I haven’t written consistently in awhile. Every time I sit to write, I am caught in a whirlwind of thoughts and feelings that yearn to make their way from my mind and onto the page. I write a few sentences and then highlight and delete. Nothing is good enough. Nothing truly reflects where my heart is.
In my time writing on Tanks in Heels, I have focused heavily on modern dating, and the pitfalls of my love life as being one of the biggest issues I face. Yes, it is a battle – and I am constantly deleting and re-downloading the apps, going on pointless dates and having conversations that go nowhere with total strangers. Yet, these past few months I have been in another foxhole, on another battlefield, in a war much greater than the one I have waged on my singledome.
And I got this far and almost deleted my entire piece. I picked up my phone and went to Google Play, ready and willing to re-download Bumble, to have more pointless conversations and swipe through more ill intentioned bachelors.
It is easier to go down that road than it is to face the mirror. It is easier to look at other people, to look to them for answers, than it is to see my own reflection. And it isn’t that I refuse to be self critical, or that I refuse to see my own faults, it is that I dwell on them.
I tend to avoid mirrors in certain lights. I hate looking at myself without framing it properly, seeing my face raw – seeing myself raw. When I see my face bare, myself bare, I tend to revert to a state of cruelty – unfair cruelty. I’m mean to myself. I bully myself into believing I am less, into believing I am unworthy.
I recognize this, and I know that I need to see who I am in a more positive light. I need to boldly approach the mirror and recognize the things that make me beautiful – not the flaws. My therapist gave me an analogy, one that hit a chord. It is like driving a car through the mud. If there is already tire tracks, the vehicle will always drift toward the road already taken. It takes conscious effort and strength to guide that vehicle through the mud, and to make another pathway through it.
Cognitively, it is easier for me to focus on my faults. I am trained to pinpoint them at the drop of a hat and defer to a state of self-deprecation. Conditioning. The root of these things is unclear, but I have perpetuated the habits throughout my life.
RuPaul always says, “if you can’t love yourself, how the hell can you love somebody else?” I feel that.

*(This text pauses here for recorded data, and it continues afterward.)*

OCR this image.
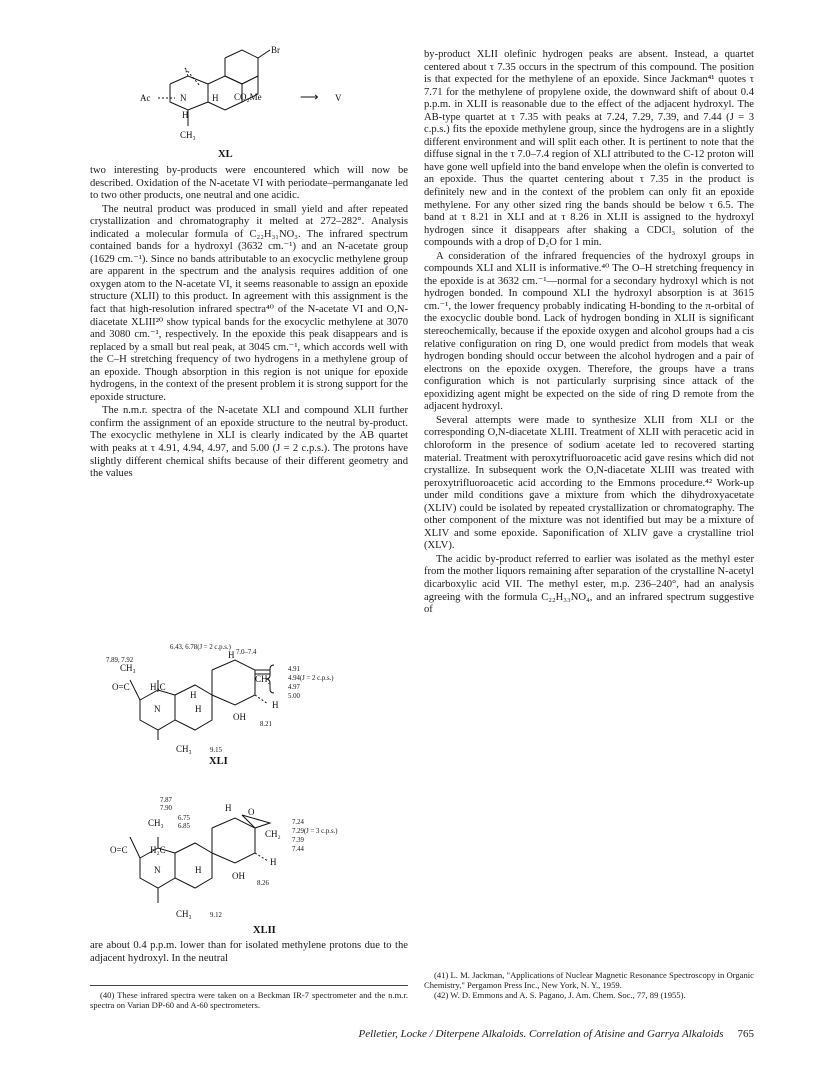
Br
Ac	N	H
H
CO₂Me
CH₃
⟶ V
XL

two interesting by-products were encountered which will now be described. Oxidation of the N-acetate VI with periodate–permanganate led to two other products, one neutral and one acidic.

The neutral product was produced in small yield and after repeated crystallization and chromatography it melted at 272–282°. Analysis indicated a molecular formula of C₂₂H₃₁NO₃. The infrared spectrum contained bands for a hydroxyl (3632 cm.⁻¹) and an N-acetate group (1629 cm.⁻¹). Since no bands attributable to an exocyclic methylene group are apparent in the spectrum and the analysis requires addition of one oxygen atom to the N-acetate VI, it seems reasonable to assign an epoxide structure (XLII) to this product. In agreement with this assignment is the fact that high-resolution infrared spectra⁴⁰ of the N-acetate VI and O,N-diacetate XLIII²⁰ show typical bands for the exocyclic methylene at 3070 and 3080 cm.⁻¹, respectively. In the epoxide this peak disappears and is replaced by a small but real peak, at 3045 cm.⁻¹, which accords well with the C–H stretching frequency of two hydrogens in a methylene group of an epoxide. Though absorption in this region is not unique for epoxide hydrogens, in the context of the present problem it is strong support for the epoxide structure.

The n.m.r. spectra of the N-acetate XLI and compound XLII further confirm the assignment of an epoxide structure to the neutral by-product. The exocyclic methylene in XLI is clearly indicated by the AB quartet with peaks at τ 4.91, 4.94, 4.97, and 5.00 (J = 2 c.p.s.). The protons have slightly different chemical shifts because of their different geometry and the values

6.43, 6.78(J = 2 c.p.s.)
7.89, 7.92
CH₃
H 7.0–7.4
CH₂
4.91
4.94(J = 2 c.p.s.)
4.97
5.00
O=C H₂C
N
H
H	H
OH
8.21
CH₃	9.15
XLI
7.87
7.90
CH₃ 6.75
6.85
H O
CH₂
7.24
7.29(J = 3 c.p.s.)
7.39
7.44
O=C H₂C
N	H
H
OH
8.26
CH₃	9.12
XLII

are about 0.4 p.p.m. lower than for isolated methylene protons due to the adjacent hydroxyl. In the neutral

(40) These infrared spectra were taken on a Beckman IR-7 spectrometer and the n.m.r. spectra on Varian DP-60 and A-60 spectrometers.

by-product XLII olefinic hydrogen peaks are absent. Instead, a quartet centered about τ 7.35 occurs in the spectrum of this compound. The position is that expected for the methylene of an epoxide. Since Jackman⁴¹ quotes τ 7.71 for the methylene of propylene oxide, the downward shift of about 0.4 p.p.m. in XLII is reasonable due to the effect of the adjacent hydroxyl. The AB-type quartet at τ 7.35 with peaks at 7.24, 7.29, 7.39, and 7.44 (J = 3 c.p.s.) fits the epoxide methylene group, since the hydrogens are in a slightly different environment and will split each other. It is pertinent to note that the diffuse signal in the τ 7.0–7.4 region of XLI attributed to the C-12 proton will have gone well upfield into the band envelope when the olefin is converted to an epoxide. Thus the quartet centering about τ 7.35 in the product is definitely new and in the context of the problem can only fit an epoxide methylene. For any other sized ring the bands should be below τ 6.5. The band at τ 8.21 in XLI and at τ 8.26 in XLII is assigned to the hydroxyl hydrogen since it disappears after shaking a CDCl₃ solution of the compounds with a drop of D₂O for 1 min.

A consideration of the infrared frequencies of the hydroxyl groups in compounds XLI and XLII is informative.⁴⁰ The O–H stretching frequency in the epoxide is at 3632 cm.⁻¹—normal for a secondary hydroxyl which is not hydrogen bonded. In compound XLI the hydroxyl absorption is at 3615 cm.⁻¹, the lower frequency probably indicating H-bonding to the π-orbital of the exocyclic double bond. Lack of hydrogen bonding in XLII is significant stereochemically, because if the epoxide oxygen and alcohol groups had a cis relative configuration on ring D, one would predict from models that weak hydrogen bonding should occur between the alcohol hydrogen and a pair of electrons on the epoxide oxygen. Therefore, the groups have a trans configuration which is not particularly surprising since attack of the epoxidizing agent might be expected on the side of ring D remote from the adjacent hydroxyl.

Several attempts were made to synthesize XLII from XLI or the corresponding O,N-diacetate XLIII. Treatment of XLII with peracetic acid in chloroform in the presence of sodium acetate led to recovered starting material. Treatment with peroxytrifluoroacetic acid gave resins which did not crystallize. In subsequent work the O,N-diacetate XLIII was treated with peroxytrifluoroacetic acid according to the Emmons procedure.⁴² Work-up under mild conditions gave a mixture from which the dihydroxyacetate (XLIV) could be isolated by repeated crystallization or chromatography. The other component of the mixture was not identified but may be a mixture of XLIV and some epoxide. Saponification of XLIV gave a crystalline triol (XLV).

The acidic by-product referred to earlier was isolated as the methyl ester from the mother liquors remaining after separation of the crystalline N-acetyl dicarboxylic acid VII. The methyl ester, m.p. 236–240°, had an analysis agreeing with the formula C₂₂H₃₃NO₄, and an infrared spectrum suggestive of

(41) L. M. Jackman, "Applications of Nuclear Magnetic Resonance Spectroscopy in Organic Chemistry," Pergamon Press Inc., New York, N. Y., 1959.

(42) W. D. Emmons and A. S. Pagano, J. Am. Chem. Soc., 77, 89 (1955).

Pelletier, Locke / Diterpene Alkaloids. Correlation of Atisine and Garrya Alkaloids 765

It is a long and exhausting road. It is a bit of a battle. Changing one’s perspective on themselves is undoing almost a lifetime of habits. How do I begin to shift my opinion of myself? The only answer I have is to consciously make patterns – to re-condition myself, to face the mirror and to forcefully look for the things I can consider beautiful – inside and out. It is also looking at other people, not seeing their flaws but searching for beauty in every person, learning to see what’s good.
I’ve realized how difficult it is to do this in this society. We live in a world that publishes articles like “ten makeup fails on Facebook” or “top 20 worst beach bodies.” We have all been conditioned to see ugly, to recognize it and to exaggerate its significance. It is east to sell tabloids that expose the messy, private insecurities and the inevitable blemishes that make up a person. How is it any surprise that looking at myself positively can sometimes be an exercise in futility?
My heart is heavy these days, because I am in a consistent battle. A battle to purge the things that are negative, a battle against the expectations of society, the battle against my own expectations of myself. I’m learning and in the end I expect to be victorious, and to find myself living a healthier life, beholding the world with a more beautiful and balanced lens.
I wish everyone a wonderful week and I dearly hope that you will find the beauty in yourself today. I’ll update everyone on the journey as soon as I can.